At that time, children with leprosy became orphaned, and were taken to a leper colony on Molokai and then forced into slavery. On the island, women and girls were forced into prostitution. Due to no civil order, stealing, drunkenness, and quarreling was common. Due to the fear of contracting leprosy, no doctors or nurses were on the island, and no priests to give the sacraments.
Despite all this, in 1873, Fr. Damien volunteered and went to the island of Molokai, to give the sacraments to lepers in the government run leper colony. Because many feared getting the dreaded disease of leprosy, he would remain permanently on the island. When he arrived, he saw many with rotting flesh, which smelled like a decaying corpse.
He would later succeed in getting Mother Marie Cope, of the Franciscan Sisters of Syracuse, New York, to open a home for the orphaned children. Mother Cope was beatified in 2005 and canonized in 2012.
Since other priests did not come to the island, one of Damien’s greatest sorrows was his inability to go to confession frequently. One time, while anchored to a boat, he confessed his sins in public to a priest, because the other priest feared getting the disease.

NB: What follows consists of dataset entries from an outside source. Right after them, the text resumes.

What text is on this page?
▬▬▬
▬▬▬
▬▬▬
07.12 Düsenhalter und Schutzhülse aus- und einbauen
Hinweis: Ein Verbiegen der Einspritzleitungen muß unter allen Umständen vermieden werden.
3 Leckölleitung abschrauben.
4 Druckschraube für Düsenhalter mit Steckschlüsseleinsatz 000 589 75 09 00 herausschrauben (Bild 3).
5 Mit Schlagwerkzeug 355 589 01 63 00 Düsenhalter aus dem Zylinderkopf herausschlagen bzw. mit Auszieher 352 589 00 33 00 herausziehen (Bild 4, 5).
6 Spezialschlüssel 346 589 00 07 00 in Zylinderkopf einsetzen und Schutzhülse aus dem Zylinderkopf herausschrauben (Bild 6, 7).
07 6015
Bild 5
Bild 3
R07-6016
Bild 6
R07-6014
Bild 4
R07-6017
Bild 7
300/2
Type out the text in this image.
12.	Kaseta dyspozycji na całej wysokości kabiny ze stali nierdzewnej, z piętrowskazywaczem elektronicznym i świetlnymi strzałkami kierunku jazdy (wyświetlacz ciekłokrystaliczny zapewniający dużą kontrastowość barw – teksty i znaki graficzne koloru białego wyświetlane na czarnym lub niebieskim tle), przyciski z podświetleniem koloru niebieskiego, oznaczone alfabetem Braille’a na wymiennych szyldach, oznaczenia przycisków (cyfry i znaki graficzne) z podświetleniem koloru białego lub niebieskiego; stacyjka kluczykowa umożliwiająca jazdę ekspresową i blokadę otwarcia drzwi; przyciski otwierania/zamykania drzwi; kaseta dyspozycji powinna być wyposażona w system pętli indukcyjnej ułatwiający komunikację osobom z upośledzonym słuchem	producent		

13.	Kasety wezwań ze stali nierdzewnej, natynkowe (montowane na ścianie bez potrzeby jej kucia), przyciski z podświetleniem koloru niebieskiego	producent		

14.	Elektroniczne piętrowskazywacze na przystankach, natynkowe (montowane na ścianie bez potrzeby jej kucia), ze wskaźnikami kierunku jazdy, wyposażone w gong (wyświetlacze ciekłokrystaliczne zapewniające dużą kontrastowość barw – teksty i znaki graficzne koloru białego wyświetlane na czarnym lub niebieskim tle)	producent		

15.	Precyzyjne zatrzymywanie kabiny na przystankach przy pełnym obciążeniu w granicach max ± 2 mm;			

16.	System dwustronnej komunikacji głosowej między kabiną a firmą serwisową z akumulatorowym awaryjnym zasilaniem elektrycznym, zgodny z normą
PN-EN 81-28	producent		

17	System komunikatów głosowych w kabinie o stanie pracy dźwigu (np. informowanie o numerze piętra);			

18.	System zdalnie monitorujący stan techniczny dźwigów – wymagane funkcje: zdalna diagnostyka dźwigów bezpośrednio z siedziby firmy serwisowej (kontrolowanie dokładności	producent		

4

Despite the terrible conditions, he offered the Sacrifice of the Mass, anointed the sick, and buried the dead.
When Fr. Damien began Eucharistic Adoration on the island, many poor lepers were greatly comforted by Our Lord in the Blessed Sacrament.
Fr. Damien helped grow crops and food, and built houses for the people. His superiors were often harsh toward him, and failed to help him, in his needs. He eventually contracted leprosy, and died on the island. He was buried in Belgium.
In 1995, he was beatified, at which time, part of his body was returned to Hawaii. When Pope John Paul II beatified Fr. Damien, he said, “Holiness is not perfection to human criteria; it is not reserved for a small number of exceptional persons. It is for everyone; it is the Lord who brings us to holiness, when we are willing to collaborate in the salvation of the world, for the glory of God, despite our sin, and sometimes rebellious temperament.”
Pope Benedict canonized him in 2009. During this month of May, despite our sins and temperament, may we draw close to the Blessed Virgin Mary, seeking to grow in holiness, and we pray that Saint Damien of Moloaki will help us in all our hardships and difficulties of life.